Así como los espías pasaron cuarenta días explorando la tierra, ahora Israel vagaría cuarenta años por el desierto. Cuando Moisés comunicó al pueblo la decisión divina, su furia se tornó en llanto. Comprendieron que su castigo era justo. Los diez espías infieles fueron heridos por una plaga y murieron ante los ojos de todo Israel, y en su destino, el pueblo vio reflejada su propia condenación. La muerte de los espías, señalada por el juicio de Dios, produjo una seria y sobria impresión en la congregación.

Ahora, parecían arrepentirse sinceramente de su conducta pecaminosa, pero su tristeza no nacía de un reconocimiento profundo de su ingratitud y desobediencia. Su pesar se debía a las consecuencias que ahora enfrentaban, no a un remordimiento genuino por sus actos. Al ver que el Señor no revocaba Su decreto, su obstinación resurgió rápidamente, y declararon que no regresarían al desierto. Al ordenarles que se retiraran de la tierra de sus enemigos, Dios puso a prueba su aparente sumisión, demostrando que su disposición a obedecer no era sincera. Aunque sabían que habían pecado gravemente—dejándose llevar por emociones impulsivas e intentando hacer daño a los espías fieles que los instaron a obedecer a Dios—el temor a las consecuencias desastrosas de sus errores pesaba más que el verdadero arrepentimiento. Sus corazones seguían sin cambiar, y solo necesitaban una excusa para provocar otro estallido de desobediencia. Esa excusa llegó cuando Moisés, por autoridad de Dios, les ordenó regresar al desierto.

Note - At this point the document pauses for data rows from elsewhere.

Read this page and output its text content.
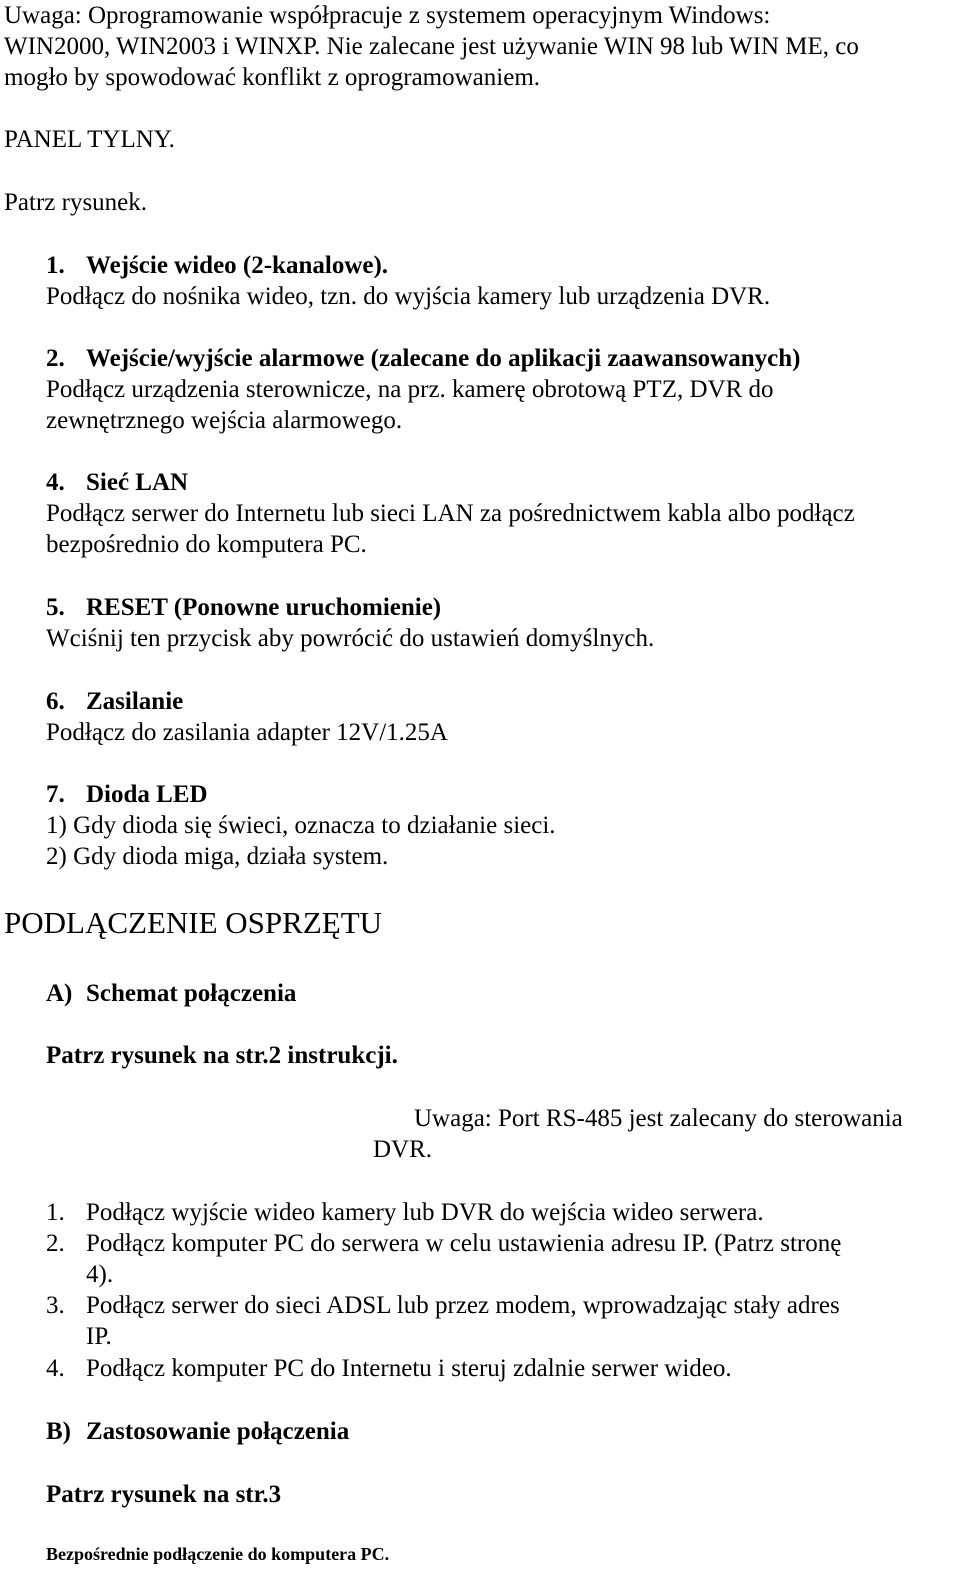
Uwaga: Oprogramowanie współpracuje z systemem operacyjnym Windows:
WIN2000, WIN2003 i WINXP. Nie zalecane jest używanie WIN 98 lub WIN ME, co
mogło by spowodować konflikt z oprogramowaniem.
PANEL TYLNY.
Patrz rysunek.
1. Wejście wideo (2-kanalowe).
Podłącz do nośnika wideo, tzn. do wyjścia kamery lub urządzenia DVR.
2. Wejście/wyjście alarmowe (zalecane do aplikacji zaawansowanych)
Podłącz urządzenia sterownicze, na prz. kamerę obrotową PTZ, DVR do
zewnętrznego wejścia alarmowego.
4. Sieć LAN
Podłącz serwer do Internetu lub sieci LAN za pośrednictwem kabla albo podłącz
bezpośrednio do komputera PC.
5. RESET (Ponowne uruchomienie)
Wciśnij ten przycisk aby powrócić do ustawień domyślnych.
6. Zasilanie
Podłącz do zasilania adapter 12V/1.25A
7. Dioda LED
1) Gdy dioda się świeci, oznacza to działanie sieci.
2) Gdy dioda miga, działa system.
PODLĄCZENIE OSPRZĘTU
A) Schemat połączenia
Patrz rysunek na str.2 instrukcji.
Uwaga: Port RS-485 jest zalecany do sterowania
DVR.
1. Podłącz wyjście wideo kamery lub DVR do wejścia wideo serwera.
2. Podłącz komputer PC do serwera w celu ustawienia adresu IP. (Patrz stronę
4).
3. Podłącz serwer do sieci ADSL lub przez modem, wprowadzając stały adres
IP.
4. Podłącz komputer PC do Internetu i steruj zdalnie serwer wideo.
B) Zastosowanie połączenia
Patrz rysunek na str.3
Bezpośrednie podłączenie do komputera PC.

El decreto de que Israel no entraría en Canaán durante cuarenta años fue una amarga decepción para Moisés, Aarón, Caleb y Josué. Sin embargo, aceptaron la decisión divina sin queja alguna. Su fe en la justicia y misericordia de Dios permaneció firme. Pero aquellos que se habían quejado del trato de Dios hacia ellos, y que habían expresado su deseo de regresar a Egipto, ahora lloraban y se lamentaban profundamente al ver que las bendiciones que habían despreciado les eran retiradas. Antes murmuraban por sus circunstancias, y ahora, cuando su desobediencia les costaba la pérdida de las promesas divinas, se sumían en el llanto. Si hubieran lamentado su pecado cuando este les fue presentado con una reprensión fiel, este juicio no habría sido necesario. Pero su dolor no nació de un arrepentimiento genuino por sus acciones, sino de las consecuencias que ahora enfrentaban. Esa tristeza no era un verdadero arrepentimiento, y por tanto, no podía revertir la sentencia pronunciada sobre ellos.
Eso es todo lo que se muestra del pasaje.